For some reason, everyone thinks they should be a good golfer and that golf is an easy game. On its face, it is an easy game. All you have to do is hit a stationary ball with an oversized club a few times until it gets in a hole. Anyone who’s swung a golf club even once knows it’s not that easy. Everyone wants to have a better game so they don’t embarrass themselves on a Sunday in July. When we talk about getting better at golf, most people gravitate toward the big, expensive stuff, like joining a country club or a league and getting better clubs and balls, for instance. But smaller changes can effect a big difference in both your mental outlook and your game. Wearing great-looking game attire, like that men’s patriotic polo shirt you’ve been eyeing, will give you a boost, as will working with a pro and getting lessons. The top ways to improve your golf game are simple tweaks and habit-forming behaviors that literally anyone can do.
Stretch Your Hammies
Golf isn’t a physically demanding sport, but stretching your hamstrings is important for your game. Our increasingly sedentary and seated lifestyle combined with the dominance of our front leg muscles shortens our hamstrings and effects the golf swing. When the hammies become chronically short and tight, it wreaks havoc on our swing.
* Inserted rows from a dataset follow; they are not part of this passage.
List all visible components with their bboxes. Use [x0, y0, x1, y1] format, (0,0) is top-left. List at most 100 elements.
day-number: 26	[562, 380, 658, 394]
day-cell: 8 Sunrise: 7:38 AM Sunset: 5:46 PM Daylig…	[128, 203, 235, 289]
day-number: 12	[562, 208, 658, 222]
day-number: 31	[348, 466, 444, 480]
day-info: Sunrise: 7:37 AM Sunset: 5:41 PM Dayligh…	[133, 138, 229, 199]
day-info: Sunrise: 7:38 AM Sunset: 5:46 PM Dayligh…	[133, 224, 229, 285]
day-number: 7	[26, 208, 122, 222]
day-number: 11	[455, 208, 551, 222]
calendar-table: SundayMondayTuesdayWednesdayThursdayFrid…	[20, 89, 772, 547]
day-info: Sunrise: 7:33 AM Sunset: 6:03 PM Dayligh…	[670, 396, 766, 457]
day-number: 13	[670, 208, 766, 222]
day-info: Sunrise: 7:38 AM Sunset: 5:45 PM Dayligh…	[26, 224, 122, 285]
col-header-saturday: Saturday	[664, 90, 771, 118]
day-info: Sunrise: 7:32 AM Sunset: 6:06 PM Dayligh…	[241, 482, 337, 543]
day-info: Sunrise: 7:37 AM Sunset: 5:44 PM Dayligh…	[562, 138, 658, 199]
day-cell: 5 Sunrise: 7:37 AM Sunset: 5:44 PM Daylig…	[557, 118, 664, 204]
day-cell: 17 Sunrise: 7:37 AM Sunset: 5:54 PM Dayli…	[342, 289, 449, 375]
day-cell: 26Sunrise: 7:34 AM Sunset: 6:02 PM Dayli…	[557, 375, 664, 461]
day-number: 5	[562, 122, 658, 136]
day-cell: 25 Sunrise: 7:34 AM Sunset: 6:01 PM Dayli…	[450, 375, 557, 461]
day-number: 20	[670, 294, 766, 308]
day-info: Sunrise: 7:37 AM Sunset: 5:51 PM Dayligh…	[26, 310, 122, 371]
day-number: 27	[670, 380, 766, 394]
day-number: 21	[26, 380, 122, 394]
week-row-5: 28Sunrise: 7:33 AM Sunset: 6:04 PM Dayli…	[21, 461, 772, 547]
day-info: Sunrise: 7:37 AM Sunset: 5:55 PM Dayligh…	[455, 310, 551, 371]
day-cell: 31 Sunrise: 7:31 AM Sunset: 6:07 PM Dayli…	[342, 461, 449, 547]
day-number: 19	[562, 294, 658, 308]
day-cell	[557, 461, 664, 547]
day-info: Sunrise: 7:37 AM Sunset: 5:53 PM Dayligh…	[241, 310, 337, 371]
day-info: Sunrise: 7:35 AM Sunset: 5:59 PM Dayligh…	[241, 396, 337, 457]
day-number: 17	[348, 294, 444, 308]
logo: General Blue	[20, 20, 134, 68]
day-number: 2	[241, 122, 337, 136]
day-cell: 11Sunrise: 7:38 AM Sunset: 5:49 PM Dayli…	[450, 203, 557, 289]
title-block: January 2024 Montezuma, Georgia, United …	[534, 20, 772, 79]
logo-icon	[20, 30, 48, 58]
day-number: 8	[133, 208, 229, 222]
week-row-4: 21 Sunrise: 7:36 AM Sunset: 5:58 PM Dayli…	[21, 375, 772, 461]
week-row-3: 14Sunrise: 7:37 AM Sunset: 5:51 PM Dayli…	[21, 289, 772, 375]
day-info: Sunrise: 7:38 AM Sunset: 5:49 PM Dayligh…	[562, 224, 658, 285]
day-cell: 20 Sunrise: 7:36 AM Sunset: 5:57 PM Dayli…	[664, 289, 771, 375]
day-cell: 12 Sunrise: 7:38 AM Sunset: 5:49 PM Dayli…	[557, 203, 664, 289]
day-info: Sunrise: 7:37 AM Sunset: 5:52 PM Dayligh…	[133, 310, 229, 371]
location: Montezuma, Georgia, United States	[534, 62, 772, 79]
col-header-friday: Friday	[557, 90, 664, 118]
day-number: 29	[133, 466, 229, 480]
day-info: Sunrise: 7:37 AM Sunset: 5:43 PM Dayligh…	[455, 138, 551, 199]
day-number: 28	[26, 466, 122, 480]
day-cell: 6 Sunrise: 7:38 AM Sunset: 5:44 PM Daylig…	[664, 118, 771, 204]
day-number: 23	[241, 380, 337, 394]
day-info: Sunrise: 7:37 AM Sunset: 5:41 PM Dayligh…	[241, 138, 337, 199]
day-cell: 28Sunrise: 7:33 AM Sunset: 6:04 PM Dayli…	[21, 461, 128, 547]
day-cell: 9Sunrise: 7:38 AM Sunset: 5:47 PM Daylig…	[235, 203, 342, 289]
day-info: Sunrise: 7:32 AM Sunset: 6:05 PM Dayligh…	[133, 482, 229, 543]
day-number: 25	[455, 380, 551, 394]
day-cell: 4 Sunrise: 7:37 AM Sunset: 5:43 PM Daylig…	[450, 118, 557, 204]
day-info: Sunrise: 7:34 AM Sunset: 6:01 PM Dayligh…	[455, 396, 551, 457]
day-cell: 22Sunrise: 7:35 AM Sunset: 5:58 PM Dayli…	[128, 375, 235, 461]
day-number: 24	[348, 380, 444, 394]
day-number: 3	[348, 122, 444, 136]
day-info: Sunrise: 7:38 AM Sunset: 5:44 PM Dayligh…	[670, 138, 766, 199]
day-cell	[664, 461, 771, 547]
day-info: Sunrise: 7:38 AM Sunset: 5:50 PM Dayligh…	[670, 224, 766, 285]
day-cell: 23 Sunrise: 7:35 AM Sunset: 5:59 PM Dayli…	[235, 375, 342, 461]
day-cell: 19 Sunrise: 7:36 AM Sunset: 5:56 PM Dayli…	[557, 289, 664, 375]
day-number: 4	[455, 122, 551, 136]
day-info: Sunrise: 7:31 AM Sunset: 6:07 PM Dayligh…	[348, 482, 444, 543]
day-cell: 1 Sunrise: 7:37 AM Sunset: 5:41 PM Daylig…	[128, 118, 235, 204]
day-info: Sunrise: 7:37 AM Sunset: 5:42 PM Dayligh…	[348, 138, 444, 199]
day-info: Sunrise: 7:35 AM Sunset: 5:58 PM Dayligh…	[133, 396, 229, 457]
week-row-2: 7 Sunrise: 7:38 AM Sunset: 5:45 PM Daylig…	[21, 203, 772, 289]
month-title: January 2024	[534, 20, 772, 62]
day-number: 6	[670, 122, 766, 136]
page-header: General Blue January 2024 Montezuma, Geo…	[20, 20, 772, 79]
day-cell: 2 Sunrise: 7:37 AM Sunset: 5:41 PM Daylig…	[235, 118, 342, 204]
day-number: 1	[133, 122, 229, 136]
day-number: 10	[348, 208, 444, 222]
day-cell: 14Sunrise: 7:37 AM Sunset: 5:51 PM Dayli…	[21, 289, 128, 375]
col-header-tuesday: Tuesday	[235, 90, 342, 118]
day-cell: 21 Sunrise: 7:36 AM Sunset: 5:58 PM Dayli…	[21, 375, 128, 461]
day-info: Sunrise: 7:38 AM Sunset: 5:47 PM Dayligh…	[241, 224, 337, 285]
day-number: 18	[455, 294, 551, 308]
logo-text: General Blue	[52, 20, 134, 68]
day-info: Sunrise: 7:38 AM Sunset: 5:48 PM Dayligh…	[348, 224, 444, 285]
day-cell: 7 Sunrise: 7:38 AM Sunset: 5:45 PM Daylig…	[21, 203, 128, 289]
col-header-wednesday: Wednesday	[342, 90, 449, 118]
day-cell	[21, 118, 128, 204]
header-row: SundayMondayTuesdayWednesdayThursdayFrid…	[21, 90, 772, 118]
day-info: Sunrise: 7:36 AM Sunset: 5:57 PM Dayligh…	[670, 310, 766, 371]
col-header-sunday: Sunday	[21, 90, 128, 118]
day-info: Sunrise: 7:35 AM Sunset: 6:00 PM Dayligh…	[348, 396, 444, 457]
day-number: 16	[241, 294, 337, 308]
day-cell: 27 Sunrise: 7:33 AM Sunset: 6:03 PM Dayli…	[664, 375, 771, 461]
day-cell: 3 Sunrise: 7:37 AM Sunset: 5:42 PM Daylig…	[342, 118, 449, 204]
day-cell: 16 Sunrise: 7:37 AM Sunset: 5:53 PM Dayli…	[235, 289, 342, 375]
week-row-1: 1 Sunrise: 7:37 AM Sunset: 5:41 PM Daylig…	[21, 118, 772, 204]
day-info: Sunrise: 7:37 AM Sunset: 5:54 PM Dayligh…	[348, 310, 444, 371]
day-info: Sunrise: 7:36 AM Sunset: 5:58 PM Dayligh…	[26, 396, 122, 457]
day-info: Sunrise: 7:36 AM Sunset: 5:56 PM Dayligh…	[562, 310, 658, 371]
Stretch them out daily in your home to give them some life and length, then stretch out before hitting the links.
Hold That Pose
Have you ever hit a majestic drive that traveled forever right down the middle of the fairway? Did you hold that finished swing pose for a second longer and admire your shot? If you didn’t, you should have. For one thing, it shows up your playing partners and lets them know you’re the man. After a great shot, you should hold the pose and remember how it feels. The reason is that your form was probably perfect and that’s why you hit a good shot. Think of it in terms of muscle memory; let your brain and your body savor the flavor of a well-struck ball.
Throw a Ball Sidearm
The last top way to improve your golf game involves understanding the physics behind a great swing. Most amateur golfers don’t swing the club in the correct sequence. They don’t shift their weight properly and never develop a good swing as a result. Take a tennis ball and throw it sidearm against a wall as hard as you can. Notice how, without thinking, you automatically shift your weight to the leg farthest from the wall? Then you feel a weight shift toward the lead leg while your arm is still behind your body, and you rotate your chest toward the wall and let your arm hurl the ball. That’s a similar sequencing and motion needed for a good golf swing.